Tuesday, October 26, 2010

Another Day In Paradise: Homelessness

He had a pretty impressive suntan. His feet, open to the elements thanks to the flip-flops, were a mahogany colour. He wasn't doing anything. Just sitting there on a wall by the Eroski supermarket in Can Picafort. His company was a plastic bag. Inside which was a bottle. I knew who he was. Or at least he fit the description. He's the German who lives in an abandoned house. To be more accurate, a house that the family which owns it cannot agree as to what to do with it. Somehow, he had come to be living there. When a member of the family had been to the house, she had been shocked to find it inhabited. Along with all the junk that had come to be stored in it was this German, together with no electricity and no water.

He wasn't doing any harm, so he stayed on. Maybe it was an advantage. Someone to watch over the place. To stop youths getting in. Having a "botellón", taking drugs. It didn't really matter how he had come to be in the house. He couldn't exactly go back. Back to Germany, that is. His passport had long expired. He was a non-person. Time was when he used to work over in Alcúdia. But now he had no bike, and when the weather was bad that was a nightmare to use anyway. He might occasionally get some work around and about. Otherwise, he would wash in a bar in the morning. And in the evening he would be at another bar to take the odd coffee and a leak before bedtime. And at other times he would sit on a wall.

Outside a different Eroski, one in Alcúdia, a gaggle of the outer edges of society gathers to pass the time of day, to shout, to bring the dogs, to raise the plastic bags. Strictly speaking, it is an offence to drink alcohol on the streets. Sometimes they are a nuisance, but there's not trouble like that elsewhere: at the derelict, former nightspot palace of Es Fogueró, the imposingly mysterious ruin by the industrial estate in Alcúdia that gives a similar impression as to having been abandoned, despite its being new.

In Es Fogueró there was a body back in the summer. "El Gallego" was dead. He'd been killed, so the Guardia were to reveal. A brother and sister, also "residents" of the ruin, face a homicide charge. In the building where Julio Iglesias had once performed, the dance had stopped for the Galician. When you end the beguine.

It was a perishing late afternoon in January. Outside yet another Eroski. He was crouching in the walkway to the supermarket. You can forget just how cold it can get during a Mallorcan winter. A coin or a few. What does it take? How utterly merciless I had been. It would have taken very little. Little to shrug off a foul mood and a memory of the "aggressive begging" of London. Because his hadn't been.

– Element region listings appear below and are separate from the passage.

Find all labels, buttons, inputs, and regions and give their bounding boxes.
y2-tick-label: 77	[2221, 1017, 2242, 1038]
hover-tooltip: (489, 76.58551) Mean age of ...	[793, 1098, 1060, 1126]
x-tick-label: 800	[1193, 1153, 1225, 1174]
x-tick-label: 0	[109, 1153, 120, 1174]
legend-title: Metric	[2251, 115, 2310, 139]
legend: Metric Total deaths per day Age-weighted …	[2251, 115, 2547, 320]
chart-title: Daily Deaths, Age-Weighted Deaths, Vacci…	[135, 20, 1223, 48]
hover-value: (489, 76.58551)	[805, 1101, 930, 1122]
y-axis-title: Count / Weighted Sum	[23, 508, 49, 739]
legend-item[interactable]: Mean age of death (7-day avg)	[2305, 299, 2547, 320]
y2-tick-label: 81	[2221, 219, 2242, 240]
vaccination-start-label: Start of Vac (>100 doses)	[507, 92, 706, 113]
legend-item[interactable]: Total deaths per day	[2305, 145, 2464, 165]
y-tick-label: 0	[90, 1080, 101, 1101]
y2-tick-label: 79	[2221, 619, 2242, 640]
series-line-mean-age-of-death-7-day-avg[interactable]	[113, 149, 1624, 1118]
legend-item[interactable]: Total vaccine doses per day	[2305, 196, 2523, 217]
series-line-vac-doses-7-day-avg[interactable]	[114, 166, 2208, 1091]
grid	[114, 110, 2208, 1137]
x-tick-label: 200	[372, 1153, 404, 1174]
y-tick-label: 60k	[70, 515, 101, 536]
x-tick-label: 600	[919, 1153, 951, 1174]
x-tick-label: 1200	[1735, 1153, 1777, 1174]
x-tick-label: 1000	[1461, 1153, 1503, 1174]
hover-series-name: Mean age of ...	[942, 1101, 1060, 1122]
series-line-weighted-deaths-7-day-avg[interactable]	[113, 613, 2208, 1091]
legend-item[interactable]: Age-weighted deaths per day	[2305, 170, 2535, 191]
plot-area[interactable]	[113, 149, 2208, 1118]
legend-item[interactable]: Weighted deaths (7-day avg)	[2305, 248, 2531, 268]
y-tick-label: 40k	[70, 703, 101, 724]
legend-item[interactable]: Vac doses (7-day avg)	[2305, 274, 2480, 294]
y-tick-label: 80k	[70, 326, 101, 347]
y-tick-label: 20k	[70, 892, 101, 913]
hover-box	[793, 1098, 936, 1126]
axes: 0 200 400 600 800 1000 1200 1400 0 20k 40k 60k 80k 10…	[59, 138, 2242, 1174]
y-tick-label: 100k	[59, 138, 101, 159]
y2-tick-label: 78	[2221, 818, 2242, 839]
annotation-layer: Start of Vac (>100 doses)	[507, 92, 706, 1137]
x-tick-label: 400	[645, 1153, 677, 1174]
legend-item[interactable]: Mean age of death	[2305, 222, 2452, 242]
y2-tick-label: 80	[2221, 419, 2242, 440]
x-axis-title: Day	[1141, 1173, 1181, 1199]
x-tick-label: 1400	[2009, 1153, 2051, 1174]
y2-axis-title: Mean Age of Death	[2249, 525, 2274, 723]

While there isn't much overt evidence as to homelessness in places such as Alcúdia, it exists all the same. It is the lie to the nonsensically unthinking rote-speak of "this paradise island". Paradise found and paradise lost.

No one much talks about or wants to know about poverty and homelessness in Mallorca. It's not what the brochures would have you think about. The exact scale of homelessness is hard to put a finger on, in Mallorca and across Spain. Some town halls are now conducting censuses. What is reckoned is that a half of the homeless are foreigners. But not all are recent immigrants. The German has been in Can Picafort for years.

In addition to much low-paid employment in Mallorca, there is now the issue of reductions in assistance from the state. Compounding this are the increased costs of energy - electricity and butane both on the rise again. How many live in fuel poverty in Mallorca? A Mediterranean climate might make you believe such a thing couldn't exist. It does. In housing wholly inadequate in terms of insulation, draught exclusion and damp-coursing. Where the housing exists of course. Because not everyone's that lucky. So they end up on the streets and, in the case of Palma, have a council that wants to impound their consolatory alcohol.

Much of the help extended to the homeless comes through the offices of the Cruz Roja (Red Cross). In 2009 the level of help it gave in the Balearics rose by 38%. Back in 2007, the number of individuals either socially excluded or at risk of being so that it assisted was 697. The actual homeless figure it dealt with then amounted to 547 people. With the withdrawal of much state-based "ayuda", the 2009 percentage rise is unlikely to fall.

The numbers may not sound as though there is a crisis. But these scratch the surface of poverty and of those at the breadline. To whom you have to add the homeless. The soup kitchens of Mallorca have already announced a marked rise in "business" this autumn.

There is an unedifying aspect to Mallorca. It is one of real-estate division. In winter you can walk past the second homes, the villa rentals and hotels of Playa de Muro. You can repeat the exercise elsewhere. Empty. They aren't of course about to be opened up to the homeless. This isn't the point. What is, is the insult of so much land in non-productive use for so long a period. Through the winters.

At least in an abandoned house in Can Picafort, the German has a roof over his head.